Regulation of cardiac microRNAs by serum response factor

Abstract

Abstract Serum response factor (SRF) regulates certain microRNAs that play a role in cardiac and skeletal muscle development. However, the role of SRF in the regulation of microRNA expression and microRNA biogenesis in cardiac hypertrophy has not been well established. In this report, we employed two distinct transgenic mouse models to study the impact of SRF on cardiac microRNA expression and microRNA biogenesis. Cardiac-specific overexpression of SRF (SRF-Tg) led to altered expression of a number of microRNAs. Interestingly, downregulation of miR-1, miR-133a and upregulation of miR-21 occurred by 7 days of age in these mice, long before the onset of cardiac hypertrophy, suggesting that SRF overexpression impacted the expression of microRNAs which contribute to cardiac hypertrophy. Reducing cardiac SRF level using the antisense-SRF transgenic approach (Anti-SRF-Tg) resulted in the expression of miR-1, miR-133a and miR-21 in the opposite direction. Furthermore, we observed that SRF regulates microRNA biogenesis, specifically the transcription of pri-microRNA, thereby affecting the mature microRNA level.
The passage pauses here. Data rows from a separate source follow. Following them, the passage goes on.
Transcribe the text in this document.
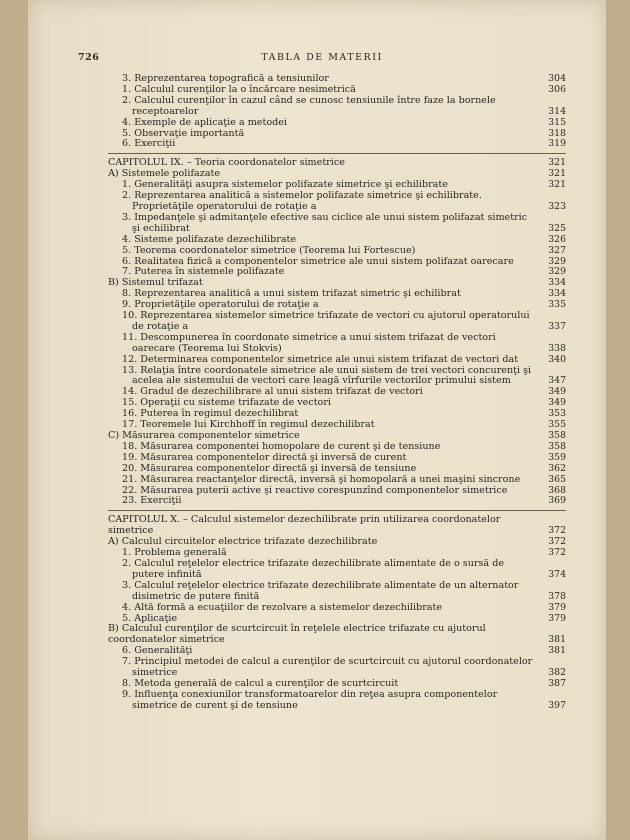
726	TABLA DE MATERII
3. Reprezentarea topografică a tensiunilor	304
1. Calculul curenţilor la o încărcare nesimetrică	306
2. Calculul curenţilor în cazul când se cunosc tensiunile între faze la bornele receptoarelor	314
4. Exemple de aplicaţie a metodei	315
5. Observaţie importantă	318
6. Exerciţii	319
CAPITOLUL IX. – Teoria coordonatelor simetrice	321
A) Sistemele polifazate	321
1. Generalităţi asupra sistemelor polifazate simetrice şi echilibrate	321
2. Reprezentarea analitică a sistemelor polifazate simetrice şi echilibrate. Proprietăţile operatorului de rotaţie a	323
3. Impedanţele şi admitanţele efective sau ciclice ale unui sistem polifazat simetric şi echilibrat	325
4. Sisteme polifazate dezechilibrate	326
5. Teorema coordonatelor simetrice (Teorema lui Fortescue)	327
6. Realitatea fizică a componentelor simetrice ale unui sistem polifazat oarecare	329
7. Puterea în sistemele polifazate	329
B) Sistemul trifazat	334
8. Reprezentarea analitică a unui sistem trifazat simetric şi echilibrat	334
9. Proprietăţile operatorului de rotaţie a	335
10. Reprezentarea sistemelor simetrice trifazate de vectori cu ajutorul operatorului de rotaţie a	337
11. Descompunerea în coordonate simetrice a unui sistem trifazat de vectori oarecare (Teorema lui Stokvis)	338
12. Determinarea componentelor simetrice ale unui sistem trifazat de vectori dat	340
13. Relaţia între coordonatele simetrice ale unui sistem de trei vectori concurenţi şi acelea ale sistemului de vectori care leagă vîrfurile vectorilor primului sistem	347
14. Gradul de dezechilibrare al unui sistem trifazat de vectori	349
15. Operaţii cu sisteme trifazate de vectori	349
16. Puterea în regimul dezechilibrat	353
17. Teoremele lui Kirchhoff în regimul dezechilibrat	355
C) Măsurarea componentelor simetrice	358
18. Măsurarea componentei homopolare de curent şi de tensiune	358
19. Măsurarea componentelor directă şi inversă de curent	359
20. Măsurarea componentelor directă şi inversă de tensiune	362
21. Măsurarea reactanţelor directă, inversă şi homopolară a unei maşini sincrone	365
22. Măsurarea puterii active şi reactive corespunzînd componentelor simetrice	368
23. Exerciţii	369
CAPITOLUL X. – Calculul sistemelor dezechilibrate prin utilizarea coordonatelor simetrice	372
A) Calculul circuitelor electrice trifazate dezechilibrate	372
1. Problema generală	372
2. Calculul reţelelor electrice trifazate dezechilibrate alimentate de o sursă de putere infinită	374
3. Calculul reţelelor electrice trifazate dezechilibrate alimentate de un alternator disimetric de putere finită	378
4. Altă formă a ecuaţiilor de rezolvare a sistemelor dezechilibrate	379
5. Aplicaţie	379
B) Calculul curenţilor de scurtcircuit în reţelele electrice trifazate cu ajutorul coordonatelor simetrice	381
6. Generalităţi	381
7. Principiul metodei de calcul a curenţilor de scurtcircuit cu ajutorul coordonatelor simetrice	382
8. Metoda generală de calcul a curenţilor de scurtcircuit	387
9. Influenţa conexiunilor transformatoarelor din reţea asupra componentelor simetrice de curent şi de tensiune	397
The mir-21 promoter sequence is conserved among mouse, rat and human; one SRF binding site was found to be in the mir-21 proximal promoter region of all three species. The mir-21 gene is regulated by SRF and its cofactors, including myocardin and p49/Strap. Our study demonstrates that the downregulation of miR-1, miR-133a, and upregulation of miR-21 can be reversed by one single upstream regulator, SRF. These results may help to develop novel therapeutic interventions targeting microRNA biogenesis.